The Court FURTHER RECOMMENDS that to the extent Plaintiff's first cause of action (breach of contract) is premised on any alleged representations by Defendant Freddie Mac regarding a modification of the Note, the claim be DISMISSED with prejudice.5

The Court FURTHER RECOMMENDS that Plaintiff's third (fraud and deceit) and fourth (intentional misrepresentation) causes of action against Defendant Freddie Mac be DISMISSED with prejudice.6

The Court FURTHER RECOMMENDS that to the extent Plaintiff's first cause of action (breach of contract) is based on an alleged breach of the Deed of Trust by Defendant Freddie Mac, the claim be dismissed without prejudice.7

The Court FURTHER RECOMMENDS that Plaintiff's second cause of action (usury) against Defendant Freddie Mac be dismissed with prejudice.8

The Court FURTHER RECOMMENDS that Plaintiff's fifth cause of action (slander) against Defendant Freddie Mac be dismissed without prejudice.9

IT IS ORDERED that pursuant to Fed. R. Civ. P. 72, the parties shall have fourteen (14) days after service of this Recommendation to serve and file any written objections in order to obtain reconsideration by the District Judge to whom this case is assigned.

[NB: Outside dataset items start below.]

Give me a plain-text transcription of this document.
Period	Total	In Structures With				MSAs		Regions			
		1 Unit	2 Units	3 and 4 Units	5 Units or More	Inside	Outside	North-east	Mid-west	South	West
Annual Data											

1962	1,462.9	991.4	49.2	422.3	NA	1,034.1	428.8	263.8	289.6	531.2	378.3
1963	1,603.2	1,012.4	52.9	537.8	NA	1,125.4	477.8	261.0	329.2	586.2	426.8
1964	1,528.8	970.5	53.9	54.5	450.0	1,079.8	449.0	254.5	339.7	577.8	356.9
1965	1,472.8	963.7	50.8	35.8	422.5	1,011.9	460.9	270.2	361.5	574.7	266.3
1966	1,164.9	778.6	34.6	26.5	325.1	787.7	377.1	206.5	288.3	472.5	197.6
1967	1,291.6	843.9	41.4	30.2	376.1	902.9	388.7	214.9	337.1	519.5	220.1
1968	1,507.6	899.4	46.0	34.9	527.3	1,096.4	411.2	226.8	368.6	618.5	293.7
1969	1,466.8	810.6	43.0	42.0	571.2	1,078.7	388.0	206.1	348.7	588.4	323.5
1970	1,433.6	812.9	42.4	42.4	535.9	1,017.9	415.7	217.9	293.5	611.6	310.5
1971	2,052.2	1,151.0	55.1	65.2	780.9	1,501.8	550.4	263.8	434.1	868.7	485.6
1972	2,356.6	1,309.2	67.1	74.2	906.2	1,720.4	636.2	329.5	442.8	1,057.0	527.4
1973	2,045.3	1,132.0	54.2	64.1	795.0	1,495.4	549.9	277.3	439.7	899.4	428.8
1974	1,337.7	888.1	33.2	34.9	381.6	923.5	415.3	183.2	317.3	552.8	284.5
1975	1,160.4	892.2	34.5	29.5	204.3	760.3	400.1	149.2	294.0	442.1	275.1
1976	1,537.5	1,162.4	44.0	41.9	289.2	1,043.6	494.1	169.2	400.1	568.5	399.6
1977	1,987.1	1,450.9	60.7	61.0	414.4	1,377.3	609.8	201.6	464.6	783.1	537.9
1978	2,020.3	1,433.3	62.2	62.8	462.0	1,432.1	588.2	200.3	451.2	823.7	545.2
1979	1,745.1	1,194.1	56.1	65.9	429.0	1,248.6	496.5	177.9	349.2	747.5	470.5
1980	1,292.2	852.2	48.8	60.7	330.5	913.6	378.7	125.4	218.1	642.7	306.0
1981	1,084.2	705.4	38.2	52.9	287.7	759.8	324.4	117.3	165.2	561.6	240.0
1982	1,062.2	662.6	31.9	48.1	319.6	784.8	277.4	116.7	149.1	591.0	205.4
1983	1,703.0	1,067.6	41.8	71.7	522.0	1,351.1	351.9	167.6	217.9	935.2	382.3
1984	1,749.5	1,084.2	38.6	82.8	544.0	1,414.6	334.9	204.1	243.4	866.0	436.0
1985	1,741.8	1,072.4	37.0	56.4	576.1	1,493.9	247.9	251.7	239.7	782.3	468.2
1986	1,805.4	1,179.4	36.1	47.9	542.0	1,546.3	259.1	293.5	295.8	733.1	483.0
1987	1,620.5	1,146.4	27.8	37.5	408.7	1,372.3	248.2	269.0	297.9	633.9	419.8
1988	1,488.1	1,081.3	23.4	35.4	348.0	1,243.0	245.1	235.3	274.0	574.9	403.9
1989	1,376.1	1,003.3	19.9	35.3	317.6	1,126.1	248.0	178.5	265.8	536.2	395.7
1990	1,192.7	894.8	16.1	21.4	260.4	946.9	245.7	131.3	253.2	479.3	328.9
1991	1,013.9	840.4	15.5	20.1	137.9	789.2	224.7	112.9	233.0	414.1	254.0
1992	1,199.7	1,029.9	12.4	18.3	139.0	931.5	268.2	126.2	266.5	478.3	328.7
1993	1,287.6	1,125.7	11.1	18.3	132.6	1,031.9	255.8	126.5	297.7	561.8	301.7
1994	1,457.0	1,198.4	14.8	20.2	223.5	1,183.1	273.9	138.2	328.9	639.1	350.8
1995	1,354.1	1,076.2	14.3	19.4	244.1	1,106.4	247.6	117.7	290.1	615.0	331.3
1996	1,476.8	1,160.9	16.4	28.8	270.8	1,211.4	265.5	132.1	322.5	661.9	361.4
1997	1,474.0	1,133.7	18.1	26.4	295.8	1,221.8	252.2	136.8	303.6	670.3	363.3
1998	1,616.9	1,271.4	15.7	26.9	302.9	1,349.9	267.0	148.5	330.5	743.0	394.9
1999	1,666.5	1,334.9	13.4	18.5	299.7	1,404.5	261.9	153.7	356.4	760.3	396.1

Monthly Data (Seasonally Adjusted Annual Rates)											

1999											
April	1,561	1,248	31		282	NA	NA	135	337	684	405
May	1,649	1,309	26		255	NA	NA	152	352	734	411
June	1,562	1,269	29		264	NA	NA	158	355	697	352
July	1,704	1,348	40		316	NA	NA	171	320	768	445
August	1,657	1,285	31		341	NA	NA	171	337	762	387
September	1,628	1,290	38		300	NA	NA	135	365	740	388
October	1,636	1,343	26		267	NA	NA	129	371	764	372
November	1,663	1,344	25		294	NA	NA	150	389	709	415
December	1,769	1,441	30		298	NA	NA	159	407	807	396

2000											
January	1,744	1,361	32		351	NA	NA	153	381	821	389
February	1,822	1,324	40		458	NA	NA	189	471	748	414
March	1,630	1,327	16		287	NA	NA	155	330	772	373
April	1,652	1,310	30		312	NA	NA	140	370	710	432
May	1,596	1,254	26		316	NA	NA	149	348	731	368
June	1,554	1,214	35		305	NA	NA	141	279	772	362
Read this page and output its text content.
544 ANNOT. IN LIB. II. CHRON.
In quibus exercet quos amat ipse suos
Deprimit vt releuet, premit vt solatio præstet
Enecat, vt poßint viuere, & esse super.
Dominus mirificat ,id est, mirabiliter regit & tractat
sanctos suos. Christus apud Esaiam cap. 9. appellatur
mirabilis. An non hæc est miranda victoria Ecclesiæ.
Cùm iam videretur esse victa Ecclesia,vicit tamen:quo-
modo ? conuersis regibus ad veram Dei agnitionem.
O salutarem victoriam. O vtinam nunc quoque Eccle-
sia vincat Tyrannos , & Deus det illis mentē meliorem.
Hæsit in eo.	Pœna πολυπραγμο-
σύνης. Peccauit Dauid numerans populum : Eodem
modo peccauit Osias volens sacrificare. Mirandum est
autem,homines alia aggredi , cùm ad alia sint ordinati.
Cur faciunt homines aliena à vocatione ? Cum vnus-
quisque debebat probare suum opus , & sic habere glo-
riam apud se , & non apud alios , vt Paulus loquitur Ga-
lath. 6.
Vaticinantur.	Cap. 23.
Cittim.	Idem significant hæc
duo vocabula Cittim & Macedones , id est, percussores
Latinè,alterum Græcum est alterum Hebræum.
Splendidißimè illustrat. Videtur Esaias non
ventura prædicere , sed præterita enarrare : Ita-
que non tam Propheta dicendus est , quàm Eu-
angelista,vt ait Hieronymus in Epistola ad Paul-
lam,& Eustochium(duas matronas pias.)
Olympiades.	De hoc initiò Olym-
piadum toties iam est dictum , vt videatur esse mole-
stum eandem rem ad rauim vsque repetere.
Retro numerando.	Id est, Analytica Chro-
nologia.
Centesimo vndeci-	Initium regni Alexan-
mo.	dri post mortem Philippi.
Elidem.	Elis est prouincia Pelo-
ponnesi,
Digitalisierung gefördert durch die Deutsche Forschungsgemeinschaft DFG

A party's failure to serve and file specific, written objections waives de novo review of the Recommendation by the District Judge, Fed. R. Civ. P. 72(b); Thomas v. Arn, 474 U.S. 140, 147-48 (1985), and also waives appellate review of both factual and legal questions. Makin v. Colo. Dep't of Corr., 183 F.3d 1205, 1210 (10th Cir. 1999); Talley v. Hesse, 91 F.3d 1411, 1412-13 (10th Cir. 1996). A party's objections to this Recommendation must be both timely and specific to preserve an issue for de novo review by the District Court or for appellate review. United States v. One Parcel of Real Prop., 73 F.3d 1057, 1060 (10th Cir. 1996).

FootNotes


1. [#36] is an example of the convention I use to identify the docket number assigned to a specific paper by the court's case management and electronic case filing system (CM/ECF). I use this convention throughout this Recommendation.
2. Plaintiff initially filed her Complaint on July 9, 2013 in the District Court for the City and County of Denver, Colorado (the "State Court Action"). See Notice of Removal [#1] at 1. However, on August 7, 2013 Defendant Bank of America removed this action based on diversity jurisdiction. Id. at 2-4.
3. A federal court with diversity-based jurisdiction over a case applies the laws of the forum state in analyzing the underlying claims. See Erie R.R. Co. v. Tompkins, 304 U.S. 64, 78, (1938); Essex Ins. Co. v. Vincent, 52 F.3d 894, 896 (10th Cir. 1995).
4. If this Recommendation is adopted, the remaining claims will be the slander claim asserted against Defendant Bank of America and any claims asserted against the John/Jane Doe Defendants.
5. See Berneike, 708 F.3d at 1151 (the "district court may dismiss without granting leave to amend when it would be futile to allow the plaintiff an opportunity to amend [her] complaint.") (modification in original) (quoting Brereton, 434 F.3d at 1219).
6. See Schwartz, 2011 WL 1135001, at *7, *10 (finding seventh cause of action barred by the CCASF and dismissing it with prejudice).
7. See Reynoldson, 907 F.2d at 127 (prejudice should not attach to a dismissal when plaintiff has made allegations "which, upon further investigation and development, could raise substantial issues").
8. See Berneike, 708 F.3d at 1151 (the "district court may dismiss without granting leave to amend when it would be futile to allow the plaintiff an opportunity to amend [her] complaint.") (modification in original) (quoting Brereton, 434 F.3d at 1219).
9. See Carbajal v. City and County of Denver, 502 F. App'x. 715, 716 (10th Cir. 2012) (unpublished Order and Judgment), cert. denied, 134 S.Ct. 103 (2013).